Mardi, la police kényane a fait usage de gaz lacrymogène et de canons à eau contre des centaines de manifestants protestant contre un centre de quarantaine américain destiné aux Américains exposés au risque d’Ebola. Les États-Unis se sont empressés de construire ce centre malgré une décision de justice kényane ordonnant la suspension des travaux. L’unité de 50 lits prévue sur la base aérienne de Laikipia a suscité la colère de nombreux Kényans, qui accusent les États-Unis de se soustraire à leurs responsabilités en matière de prise en charge des patients atteints d’Ebola dans l’est de la République démocratique du Congo et en Ouganda.
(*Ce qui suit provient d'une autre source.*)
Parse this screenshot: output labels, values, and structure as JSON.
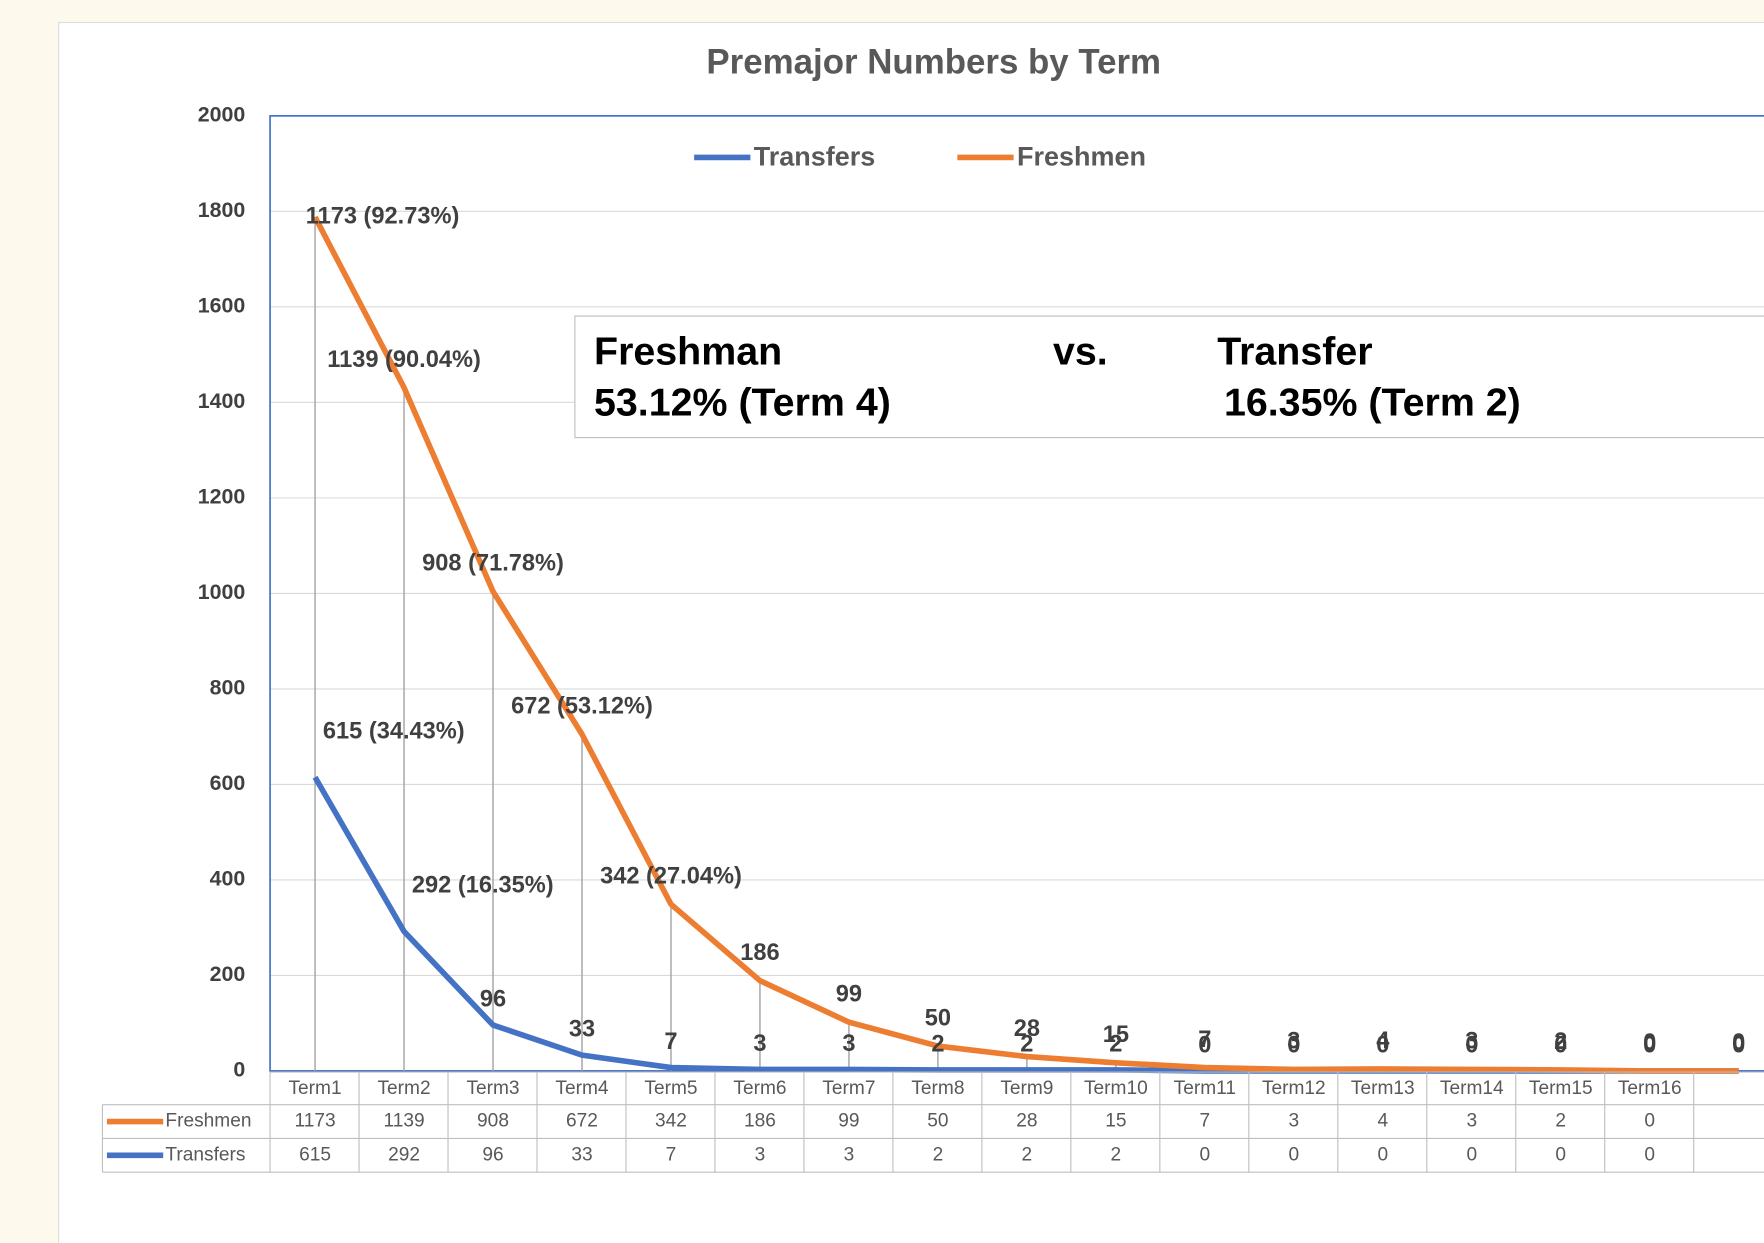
{
  "chart_data": {
    "type": "stacked_line",
    "title": "Premajor Numbers by Term",
    "categories": [
      "Term1",
      "Term2",
      "Term3",
      "Term4",
      "Term5",
      "Term6",
      "Term7",
      "Term8",
      "Term9",
      "Term10",
      "Term11",
      "Term12",
      "Term13",
      "Term14",
      "Term15",
      "Term16",
      null
    ],
    "series": [
      {
        "name": "Transfers",
        "color": "#4472c4",
        "values": [
          615,
          292,
          96,
          33,
          7,
          3,
          3,
          2,
          2,
          2,
          0,
          0,
          0,
          0,
          0,
          0,
          0
        ],
        "value_labels": [
          "615 (34.43%)",
          "292 (16.35%)",
          "96",
          "33",
          "7",
          "3",
          "3",
          "2",
          "2",
          "2",
          "0",
          "0",
          "0",
          "0",
          "0",
          "0",
          "0"
        ]
      },
      {
        "name": "Freshmen",
        "color": "#ed7d31",
        "values": [
          1173,
          1139,
          908,
          672,
          342,
          186,
          99,
          50,
          28,
          15,
          7,
          3,
          4,
          3,
          2,
          0,
          0
        ],
        "value_labels": [
          "1173 (92.73%)",
          "1139 (90.04%)",
          "908 (71.78%)",
          "672 (53.12%)",
          "342 (27.04%)",
          "186",
          "99",
          "50",
          "28",
          "15",
          "7",
          "3",
          "4",
          "3",
          "2",
          "0",
          "0"
        ]
      }
    ],
    "ylim": [
      0,
      2000
    ],
    "yticks": [
      0,
      200,
      400,
      600,
      800,
      1000,
      1200,
      1400,
      1600,
      1800,
      2000
    ],
    "grid": true,
    "legend": "top",
    "data_table": true,
    "annotation": {
      "left_title": "Freshman",
      "middle": "vs.",
      "right_title": "Transfer",
      "left_value": "53.12% (Term 4)",
      "right_value": "16.35% (Term 2)"
    }
  }
}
Deux personnes ont été tuées lors de manifestations la semaine dernière à Nanyuki, dans le centre du pays, où le ressentiment s’est intensifié suite à la réaffirmation publique par les autorités kényanes et américaines de leur engagement envers ce projet. Mardi, la police a dispersé à coups de gaz lacrymogène des centaines de manifestants rassemblés dans différents quartiers de la ville, limitrophe de la base aérienne. Certains brandissaient des drapeaux kényans, tandis qu’un manifestant portait une croix blanche sur laquelle était inscrit en rouge les mots « Rejetons Ebola ». Un témoin oculaire a déclaré que la police avait arrêté au moins dix manifestants. Une manifestante a affirmé que lier la zone au centre de quarantaine dissuaderait les touristes qui viennent habituellement gravir le mont Kenya ou observer les rhinocéros dans une réserve animalière voisine. « Mon message est clair : Laikipia n’est pas une décharge, et nous devons faire entendre notre voix », a-t-elle ajouté.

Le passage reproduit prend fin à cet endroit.